Monday, July 18, 2022

Jon D. Wisman's "The Origins and Dynamics of Inequality"

Jon D. Wisman is Professor of Economics at American University in Washington, D.C. He served as President of the Association for Social Economics in 2002 and has twice been selected by American University as the Outstanding Teacher of the Year.

Wisman applied the “Page 99 Test” to his new book, The Origins and Dynamics of Inequality: Sex, Politics, and Ideology, and reported the following:
Ford Madox Ford’s attributed contention, “Open the book to page ninety-nine and read, and the quality of the whole will be revealed to you," seems, if “quality” is broadly understood, applicable to my book. My book is rich in unfolding complex theoretical relationships in the history of inequality, and on page 99, mention is made of a surprisingly large number of these: the dynamics of the adoption of agriculture, the rise of the state and civilization, sources of status and reproductive success, social formations and degrees of subordination and exploitation, workers’ lack of alternatives, fertility, and population density.

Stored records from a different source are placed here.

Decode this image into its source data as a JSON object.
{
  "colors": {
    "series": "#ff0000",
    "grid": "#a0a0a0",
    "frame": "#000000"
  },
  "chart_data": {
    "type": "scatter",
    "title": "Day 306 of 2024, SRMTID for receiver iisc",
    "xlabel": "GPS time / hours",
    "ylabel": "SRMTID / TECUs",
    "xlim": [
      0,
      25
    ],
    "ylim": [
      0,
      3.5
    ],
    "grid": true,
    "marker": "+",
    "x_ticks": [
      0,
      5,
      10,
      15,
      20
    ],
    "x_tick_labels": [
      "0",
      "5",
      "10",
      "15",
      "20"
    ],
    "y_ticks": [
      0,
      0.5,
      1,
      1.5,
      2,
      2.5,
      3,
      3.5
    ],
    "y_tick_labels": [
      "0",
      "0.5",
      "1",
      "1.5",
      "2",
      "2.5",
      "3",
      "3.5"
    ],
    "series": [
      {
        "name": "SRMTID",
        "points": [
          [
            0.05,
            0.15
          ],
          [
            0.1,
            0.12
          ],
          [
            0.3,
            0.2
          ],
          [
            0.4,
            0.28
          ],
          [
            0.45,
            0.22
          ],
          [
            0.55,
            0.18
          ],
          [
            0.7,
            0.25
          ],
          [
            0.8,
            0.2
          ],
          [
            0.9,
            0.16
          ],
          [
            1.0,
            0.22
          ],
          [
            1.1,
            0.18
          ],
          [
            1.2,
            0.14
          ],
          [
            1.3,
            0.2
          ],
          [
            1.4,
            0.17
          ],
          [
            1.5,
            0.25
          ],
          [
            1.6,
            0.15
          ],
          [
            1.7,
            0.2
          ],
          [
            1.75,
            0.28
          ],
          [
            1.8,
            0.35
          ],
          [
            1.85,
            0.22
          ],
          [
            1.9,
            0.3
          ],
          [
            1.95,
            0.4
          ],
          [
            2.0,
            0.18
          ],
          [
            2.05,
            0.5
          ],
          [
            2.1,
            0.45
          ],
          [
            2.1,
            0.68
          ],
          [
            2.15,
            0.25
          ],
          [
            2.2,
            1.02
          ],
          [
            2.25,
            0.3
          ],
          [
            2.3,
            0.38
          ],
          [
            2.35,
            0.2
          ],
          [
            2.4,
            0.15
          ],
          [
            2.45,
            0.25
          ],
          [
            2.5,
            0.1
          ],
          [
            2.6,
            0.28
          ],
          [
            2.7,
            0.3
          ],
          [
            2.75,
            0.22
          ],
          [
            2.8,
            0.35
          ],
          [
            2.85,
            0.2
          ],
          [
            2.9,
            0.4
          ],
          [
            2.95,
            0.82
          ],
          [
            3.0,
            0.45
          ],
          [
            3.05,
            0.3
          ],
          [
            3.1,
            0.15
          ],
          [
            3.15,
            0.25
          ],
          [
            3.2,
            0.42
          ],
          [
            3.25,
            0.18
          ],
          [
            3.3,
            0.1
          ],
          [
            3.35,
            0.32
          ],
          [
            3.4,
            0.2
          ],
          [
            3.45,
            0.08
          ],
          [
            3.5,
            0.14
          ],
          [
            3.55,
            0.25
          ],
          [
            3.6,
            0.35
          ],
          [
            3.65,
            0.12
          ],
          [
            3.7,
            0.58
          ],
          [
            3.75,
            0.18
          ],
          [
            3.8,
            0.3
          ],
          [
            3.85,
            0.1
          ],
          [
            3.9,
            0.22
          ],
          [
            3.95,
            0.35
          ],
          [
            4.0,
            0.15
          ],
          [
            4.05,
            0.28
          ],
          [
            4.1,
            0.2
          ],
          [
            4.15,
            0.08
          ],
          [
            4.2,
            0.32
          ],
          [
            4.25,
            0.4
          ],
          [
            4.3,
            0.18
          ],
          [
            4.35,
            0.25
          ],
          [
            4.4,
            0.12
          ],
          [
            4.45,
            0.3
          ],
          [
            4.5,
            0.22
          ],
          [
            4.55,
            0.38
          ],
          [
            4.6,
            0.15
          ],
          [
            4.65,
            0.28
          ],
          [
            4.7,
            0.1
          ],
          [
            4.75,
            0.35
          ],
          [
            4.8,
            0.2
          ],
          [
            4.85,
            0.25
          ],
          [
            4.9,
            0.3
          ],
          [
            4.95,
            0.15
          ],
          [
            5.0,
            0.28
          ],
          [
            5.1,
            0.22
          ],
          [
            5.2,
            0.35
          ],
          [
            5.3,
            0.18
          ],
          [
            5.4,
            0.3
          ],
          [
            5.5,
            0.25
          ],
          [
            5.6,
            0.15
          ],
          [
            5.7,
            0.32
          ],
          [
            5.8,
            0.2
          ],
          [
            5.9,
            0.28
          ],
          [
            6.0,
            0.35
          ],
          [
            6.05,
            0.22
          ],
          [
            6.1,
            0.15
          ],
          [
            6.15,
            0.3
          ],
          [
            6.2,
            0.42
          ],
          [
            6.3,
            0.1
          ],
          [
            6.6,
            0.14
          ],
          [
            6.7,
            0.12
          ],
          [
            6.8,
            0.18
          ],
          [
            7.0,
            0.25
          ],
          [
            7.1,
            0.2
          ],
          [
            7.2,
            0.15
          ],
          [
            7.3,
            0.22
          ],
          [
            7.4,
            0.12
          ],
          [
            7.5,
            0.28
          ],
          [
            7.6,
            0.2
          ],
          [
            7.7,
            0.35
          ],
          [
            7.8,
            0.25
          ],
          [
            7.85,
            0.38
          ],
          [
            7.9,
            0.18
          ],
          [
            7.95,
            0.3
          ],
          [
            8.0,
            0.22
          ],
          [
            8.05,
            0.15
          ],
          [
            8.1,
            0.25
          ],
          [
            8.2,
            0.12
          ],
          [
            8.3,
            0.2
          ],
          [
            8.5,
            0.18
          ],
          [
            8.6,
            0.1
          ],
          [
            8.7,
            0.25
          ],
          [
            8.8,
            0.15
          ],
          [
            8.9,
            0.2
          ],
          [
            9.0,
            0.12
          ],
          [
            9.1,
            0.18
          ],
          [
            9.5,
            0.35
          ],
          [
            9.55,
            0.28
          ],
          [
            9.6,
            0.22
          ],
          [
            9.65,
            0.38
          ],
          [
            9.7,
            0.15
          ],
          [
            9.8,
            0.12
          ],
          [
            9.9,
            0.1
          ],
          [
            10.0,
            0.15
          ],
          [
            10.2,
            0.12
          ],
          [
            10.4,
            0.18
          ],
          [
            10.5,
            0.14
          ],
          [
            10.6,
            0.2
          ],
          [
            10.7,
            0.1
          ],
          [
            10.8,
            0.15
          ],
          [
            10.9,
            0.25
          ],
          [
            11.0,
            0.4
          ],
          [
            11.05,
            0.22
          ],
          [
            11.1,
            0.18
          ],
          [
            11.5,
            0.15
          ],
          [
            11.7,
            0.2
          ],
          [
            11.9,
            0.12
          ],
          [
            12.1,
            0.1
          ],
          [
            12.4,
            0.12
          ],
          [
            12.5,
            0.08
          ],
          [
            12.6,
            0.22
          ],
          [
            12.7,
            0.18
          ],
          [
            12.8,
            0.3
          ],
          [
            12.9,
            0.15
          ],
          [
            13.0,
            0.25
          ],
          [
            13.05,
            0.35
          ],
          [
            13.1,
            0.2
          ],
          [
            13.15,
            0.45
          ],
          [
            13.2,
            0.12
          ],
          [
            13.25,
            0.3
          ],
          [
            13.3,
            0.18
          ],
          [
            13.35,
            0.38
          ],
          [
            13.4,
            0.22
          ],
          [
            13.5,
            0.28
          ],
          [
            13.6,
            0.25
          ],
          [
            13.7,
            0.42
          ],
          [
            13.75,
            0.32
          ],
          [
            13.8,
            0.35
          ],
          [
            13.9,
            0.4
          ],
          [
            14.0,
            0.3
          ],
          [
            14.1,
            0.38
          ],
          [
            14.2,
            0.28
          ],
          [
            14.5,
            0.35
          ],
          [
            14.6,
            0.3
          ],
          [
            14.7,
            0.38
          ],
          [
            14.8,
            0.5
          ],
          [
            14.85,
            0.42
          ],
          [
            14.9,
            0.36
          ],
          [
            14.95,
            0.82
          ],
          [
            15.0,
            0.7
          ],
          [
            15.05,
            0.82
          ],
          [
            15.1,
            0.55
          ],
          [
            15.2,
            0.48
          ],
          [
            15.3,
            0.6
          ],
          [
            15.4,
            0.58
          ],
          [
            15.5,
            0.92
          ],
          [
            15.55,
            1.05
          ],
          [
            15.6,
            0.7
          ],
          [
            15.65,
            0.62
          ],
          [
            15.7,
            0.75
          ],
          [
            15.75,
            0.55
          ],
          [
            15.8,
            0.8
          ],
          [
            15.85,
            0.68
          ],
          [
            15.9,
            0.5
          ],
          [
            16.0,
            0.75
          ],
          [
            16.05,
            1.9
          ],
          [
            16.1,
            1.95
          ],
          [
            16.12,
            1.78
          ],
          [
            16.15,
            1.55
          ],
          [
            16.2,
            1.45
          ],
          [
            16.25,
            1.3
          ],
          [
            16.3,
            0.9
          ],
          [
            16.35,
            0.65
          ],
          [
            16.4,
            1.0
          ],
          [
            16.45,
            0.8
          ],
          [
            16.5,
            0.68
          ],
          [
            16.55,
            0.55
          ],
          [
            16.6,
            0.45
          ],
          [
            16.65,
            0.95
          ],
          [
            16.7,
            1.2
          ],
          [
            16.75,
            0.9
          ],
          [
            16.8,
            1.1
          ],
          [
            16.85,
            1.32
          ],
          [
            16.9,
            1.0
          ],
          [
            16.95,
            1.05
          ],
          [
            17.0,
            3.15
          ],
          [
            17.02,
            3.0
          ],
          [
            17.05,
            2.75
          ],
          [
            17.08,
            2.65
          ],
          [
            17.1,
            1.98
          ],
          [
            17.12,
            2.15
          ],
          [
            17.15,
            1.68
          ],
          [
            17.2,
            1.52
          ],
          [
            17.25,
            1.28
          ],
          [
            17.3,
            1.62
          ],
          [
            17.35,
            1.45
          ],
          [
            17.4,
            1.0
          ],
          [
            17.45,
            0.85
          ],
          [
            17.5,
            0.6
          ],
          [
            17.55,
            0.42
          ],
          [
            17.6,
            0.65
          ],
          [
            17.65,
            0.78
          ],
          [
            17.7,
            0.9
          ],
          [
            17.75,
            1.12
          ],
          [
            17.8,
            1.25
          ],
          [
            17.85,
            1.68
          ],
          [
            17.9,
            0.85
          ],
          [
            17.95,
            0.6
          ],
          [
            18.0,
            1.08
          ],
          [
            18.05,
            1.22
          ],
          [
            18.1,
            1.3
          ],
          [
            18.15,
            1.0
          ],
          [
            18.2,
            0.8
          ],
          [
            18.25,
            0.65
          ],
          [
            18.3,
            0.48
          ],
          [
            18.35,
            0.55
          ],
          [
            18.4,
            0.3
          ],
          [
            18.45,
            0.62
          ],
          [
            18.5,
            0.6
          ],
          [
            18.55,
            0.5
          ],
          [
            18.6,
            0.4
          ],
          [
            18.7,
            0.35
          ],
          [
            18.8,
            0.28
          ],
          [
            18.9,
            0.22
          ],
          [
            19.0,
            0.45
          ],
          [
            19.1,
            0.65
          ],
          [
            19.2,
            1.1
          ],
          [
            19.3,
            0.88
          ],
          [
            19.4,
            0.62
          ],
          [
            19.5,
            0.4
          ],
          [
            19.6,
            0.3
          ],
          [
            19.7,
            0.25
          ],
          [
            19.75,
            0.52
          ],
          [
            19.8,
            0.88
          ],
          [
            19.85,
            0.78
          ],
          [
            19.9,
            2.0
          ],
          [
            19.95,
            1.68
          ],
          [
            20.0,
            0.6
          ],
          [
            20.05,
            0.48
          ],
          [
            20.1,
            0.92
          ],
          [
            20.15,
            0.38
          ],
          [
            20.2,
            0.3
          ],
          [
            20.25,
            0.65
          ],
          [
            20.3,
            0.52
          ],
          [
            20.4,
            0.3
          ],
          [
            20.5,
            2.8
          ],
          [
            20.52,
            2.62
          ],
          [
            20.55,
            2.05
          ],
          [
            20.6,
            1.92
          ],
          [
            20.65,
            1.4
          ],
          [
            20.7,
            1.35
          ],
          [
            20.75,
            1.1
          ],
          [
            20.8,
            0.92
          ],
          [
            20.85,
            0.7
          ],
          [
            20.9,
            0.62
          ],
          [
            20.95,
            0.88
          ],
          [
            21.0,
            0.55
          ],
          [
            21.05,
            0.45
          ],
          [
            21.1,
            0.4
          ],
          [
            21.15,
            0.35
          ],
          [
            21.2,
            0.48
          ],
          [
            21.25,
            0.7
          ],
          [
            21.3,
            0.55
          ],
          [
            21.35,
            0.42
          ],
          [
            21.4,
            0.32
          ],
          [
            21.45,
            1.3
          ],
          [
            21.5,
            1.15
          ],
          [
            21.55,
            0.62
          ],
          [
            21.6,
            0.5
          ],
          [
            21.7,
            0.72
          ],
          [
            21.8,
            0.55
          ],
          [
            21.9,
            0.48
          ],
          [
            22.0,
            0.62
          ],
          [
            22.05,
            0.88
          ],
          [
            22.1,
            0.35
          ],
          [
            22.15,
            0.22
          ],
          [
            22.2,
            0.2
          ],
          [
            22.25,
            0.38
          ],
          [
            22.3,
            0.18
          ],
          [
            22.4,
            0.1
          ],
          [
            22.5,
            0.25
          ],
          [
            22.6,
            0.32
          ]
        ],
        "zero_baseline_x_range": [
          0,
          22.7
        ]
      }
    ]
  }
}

It would, of course, be too much to expect that the over-arching theoretical framework from which the whole book flows would be randomly captured on its 99th, as opposed to perhaps its first page. The fundamental theoretical claim advanced and supported in my book is that the struggle over inequality has been the underlying force driving human history’s unfolding. This entails a re-interpretation of human history. Underlying the over-arching theoretical claim are two principal supporting claims. The first is that the origins and dynamics of inequality are grounded in evolutionary psychology, or more specifically, Darwin’s theory of sexual selection. The second concerns the dynamics of ideology in legitimating inequality. Although physical force has often been necessary for establishing hierarchical social structures, ideology has always been the most effective day-to-day political weapon enabling elites to present as fair social orders that provide them with disproportionate shares of wealth, income, and privilege. Only since the democratization of the franchise has it become possible that broad popular understanding of the unfairness of elites’ ideology could peacefully reverse inequality.